They say change is as good as a holiday, but with travel to far-flung corners of the world still a little precarious, we’ve set our sights on Australia, where these stunning destinations promise to satiate our appetite for travel further afield.
Swap the Galápagos Islands for Lord Howe Island
A surprising fact is that Lord Howe Island is a 7-million-year-old volcano. When you think that the oldest island in Galápagos is 3.5 million years old, the ancient archipelago closer to home seems all the more intriguing. It’s beautiful by boat and exploring the main island is like finding another world — with wildlife flourishing around the majestic Mount Gower.
Where to stay: This is a World Heritage-listed island, and the Capella Lodge is a world-class resort with spectacular views. If you’re looking for your own spot, The Bowker Beach House by the lagoon is luxury.
Swap Mexico’s Las Coloradas for Lake Hillier
While the tip of the Yucatán Peninsula in Mexico is famous for its La Coloradas pink lakes, what many don’t know is that Southern Australia is home to some of the most spectacular blush waters we’ve ever laid eyes on. From Lake Hillier on Middle Island off the south-west coast, to Lake MacDonnell on the Eyre Peninsula, Lake Bumbunga, Lake Hart and Lake Eyre, these iconic natural wonders are otherworldly and unforgettable.

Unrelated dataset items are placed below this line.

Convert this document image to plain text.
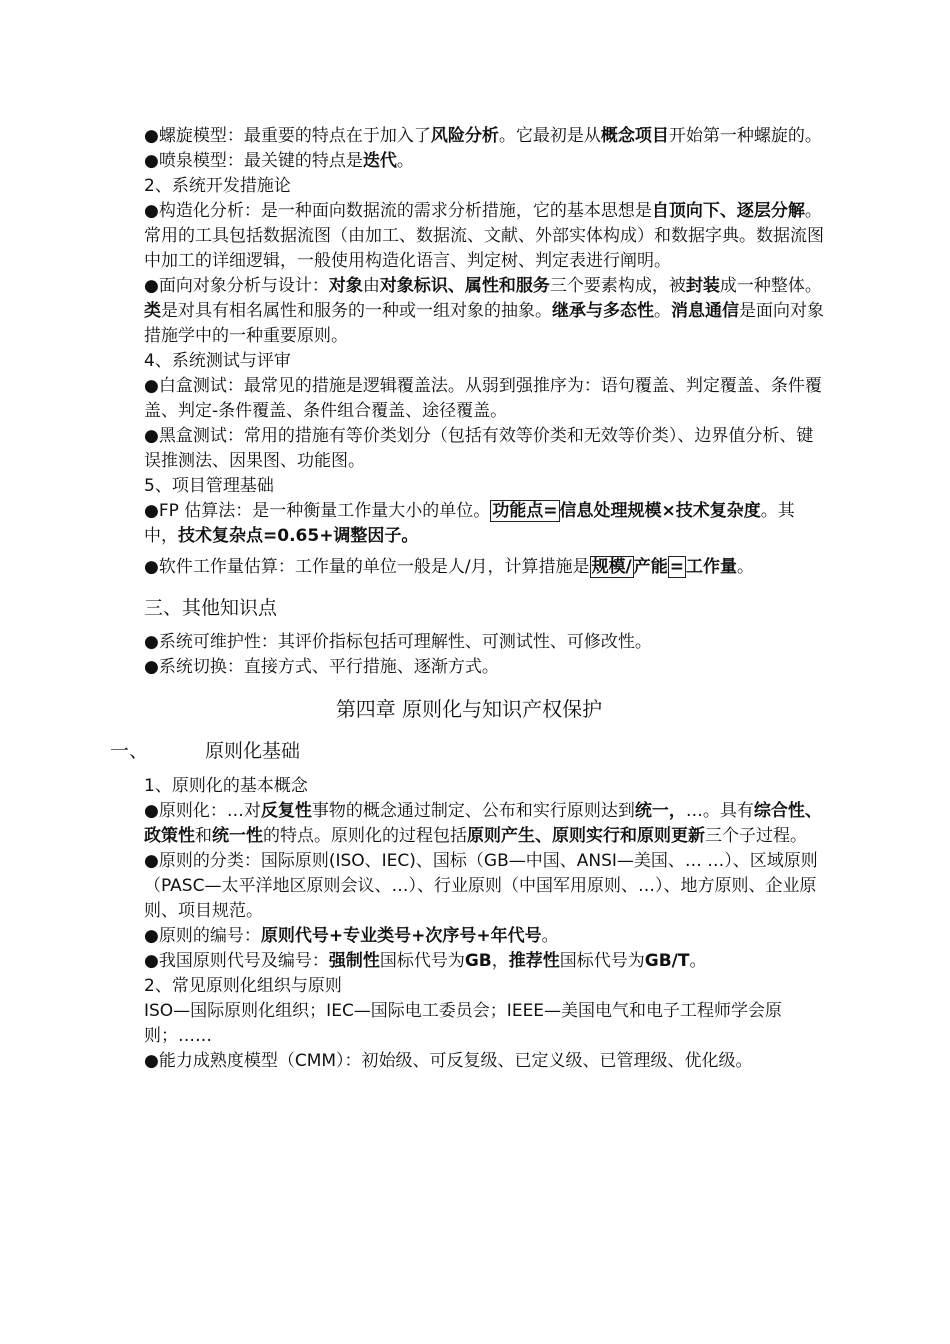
●螺旋模型：最重要的特点在于加入了风险分析。它最初是从概念项目开始第一种螺旋的。

●喷泉模型：最关键的特点是迭代。

2、系统开发措施论

●构造化分析：是一种面向数据流的需求分析措施，它的基本思想是自顶向下、逐层分解。常用的工具包括数据流图（由加工、数据流、文献、外部实体构成）和数据字典。数据流图中加工的详细逻辑，一般使用构造化语言、判定树、判定表进行阐明。

●面向对象分析与设计：对象由对象标识、属性和服务三个要素构成，被封装成一种整体。类是对具有相名属性和服务的一种或一组对象的抽象。继承与多态性。消息通信是面向对象措施学中的一种重要原则。

4、系统测试与评审

●白盒测试：最常见的措施是逻辑覆盖法。从弱到强推序为：语句覆盖、判定覆盖、条件覆盖、判定-条件覆盖、条件组合覆盖、途径覆盖。

●黑盒测试：常用的措施有等价类划分（包括有效等价类和无效等价类）、边界值分析、键误推测法、因果图、功能图。

5、项目管理基础

●FP 估算法：是一种衡量工作量大小的单位。 功能点= 信息处理规模×技术复杂度。其中，技术复杂点=0.65+调整因子。

●软件工作量估算：工作量的单位一般是人/月，计算措施是 规模/ 产能 = 工作量。

三、其他知识点

●系统可维护性：其评价指标包括可理解性、可测试性、可修改性。

●系统切换：直接方式、平行措施、逐渐方式。

第四章 原则化与知识产权保护

一、	原则化基础

1、原则化的基本概念

●原则化：…对反复性事物的概念通过制定、公布和实行原则达到统一，…。具有综合性、政策性和统一性的特点。原则化的过程包括原则产生、原则实行和原则更新三个子过程。

●原则的分类：国际原则(ISO、IEC)、国标（GB—中国、ANSI—美国、… …）、区域原则（PASC—太平洋地区原则会议、…）、行业原则（中国军用原则、…）、地方原则、企业原则、项目规范。

●原则的编号：原则代号+专业类号+次序号+年代号。

●我国原则代号及编号：强制性国标代号为GB，推荐性国标代号为GB/T。

2、常见原则化组织与原则

ISO—国际原则化组织；IEC—国际电工委员会；IEEE—美国电气和电子工程师学会原则；……

●能力成熟度模型（CMM）：初始级、可反复级、已定义级、已管理级、优化级。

Lake Hillier and Lake MacDonnell are arguably the best-known; while it’s not possible to land on Middle Island, regular scenic flight services will ensure you have the most spectacular aerial views of Lake Hillier, and Lake MacDonnell can be visited on the mainland.
Where to stay: If you’ve based yourself in Adelaide and are up for a nine-hour drive to Lake MacDonnell, Sequoia Lodge is a luxurious getaway in the Adelaide Hills. Otherwise, Camel Beach House is a private, standalone hideaway two-hours drive away. For Lake Hillier, base yourself in Esperance, where you’ll find pared-back yet comfortable accommodation at Esperance Chalet Village.
Swap Tulum’s Cenotes for Mount Gambier’s Sunken Gardens
Mexico’s ancient cenotes were formed with the collapse of limestone, and were often frequented by the Maya peoples who used them as a groundwater supply. On South Australia’s limestone coast, you will find the Umpherston Sinkhole at Mount Gambier. Also known as The Sunken Garden, it is a lush spot for a picnic. For avid divers, the Kilsby Sinkhole and Hell’s Hole offer unique diving in their deep blue water.
Where to stay: The sites are a four-or-so-hour drive from Adelaide or Melbourne. If staying overnight, we suggest a nearby winery, such as the Villa among the vines at Highbank.
Swap Africa’s Victoria Falls for the Horizontal Waterfalls
The work of some of the world’s largest tidal movements, the Horizontal Waterfalls in the Kimberley region are as beautiful as they are invigorating. Found at both Talbot Bay and in the Buccaneer Archipelago, you can view the falls on a scenic flight or thrilling boat ride, which depart from Broome. Described by David Attenborough as “Australia’s most unusual natural wonder”, they’re something you must see to believe.
Where to stay: Broome boasts several resorts, but if you are after something more at-one with nature, the nearby Eco Beach Resort offers idyllic villas and glamping spots.